Acteur majeur de la renaissance du Mâconnais en blanc, la famille pratique, sur ses 17 hectares en A.O.C Mâcon-Cruzille plantés à 50 % en Chardonnay, 25 % en Gamay et 25 % en Pinot noir, "une vinification parcellaire selon la tradition bourguignonne en fût, sans levurage ni débourbage". L'essentiel est là: dans l'écoute attentive du terroir, dans l'observation de son histoire viticole et dans l'attachement (l'acharnement ?) de ce vigneron têtu et volontaire à révèler, à remettre au jour le potentiel en partie oublié de chaque parcelle de sa terre. "80 % du domaine ont été replantés sur des terroirs abandonnés après le phylloxera et qui n'ont jamais connu la chimie, explique Manu. En utilisant des méthodes de travail traditionnelles, nous nous efforçons de faire revivre ces terroirs, de leur redonner leurs propres identités, tout en respectant l'équilibre de la nature".



Combettes, Genièvrières, Perrières, Beaumont, les vins des Guillot-Broux portent des noms vieux de plusieurs siècles, hérités de la connaissance du terrain et du savoir-faire des moines bénédictins et sisterciens installés dans la région. La majeure partie des côteaux est orientée à l'est sur des sols argilo-calcaires, mais des formations géologiques différentes personnalisent chaque terroir, permettant aux trois cépages qui couvrent le domaine de s'exprimer librement.
Des pratiques claires et saines, des vieilles vignes tenues au cordeau et à l'ancienne (au cheval de trait), un élevage précis en fûts de chêne, un style classique et sans effets, tout est réuni pour des vins nets, francs, sincères, amples et généreux. Une évidence avec Les Perrières, cette parcelle au sol peu profond qui était autrefois une carrière de pierres fournissant la lauze des toitures locales; elle donne aujourd'hui un vin emblématique du domaine: un Mâcon-Cruzille blanc à la fois vif et minéral, élégant et long en bouche (le 1999 étant particulièrement significatif à cet égard...) bien parti pour dix ans de garde voire plus.

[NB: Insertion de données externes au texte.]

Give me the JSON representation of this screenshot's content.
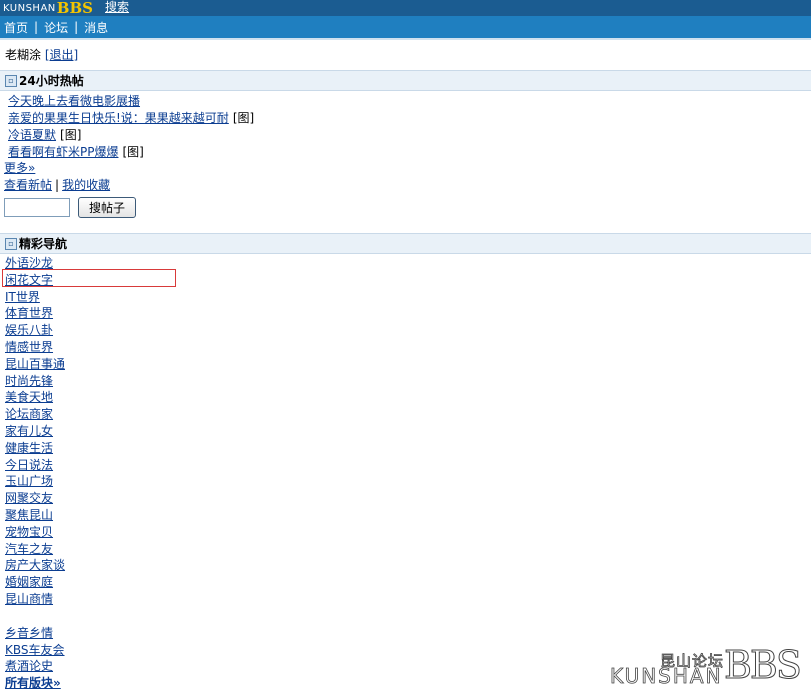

C'est cette passion d'un honnête homme (au noble sens du 17ème siècle) pour sa terre, les vins qu'elle porte et les hommes qui les font, que l'on retrouve dans le roman graphique "Un grand Bourgogne oublié" (Editions Grand Angle). Les vins d'Emmanuel Guillot-Broux sont disponibles dans le circuit Galeries Lafayette, à La Grande Epicerie-Paris, au Domaine et sur internet.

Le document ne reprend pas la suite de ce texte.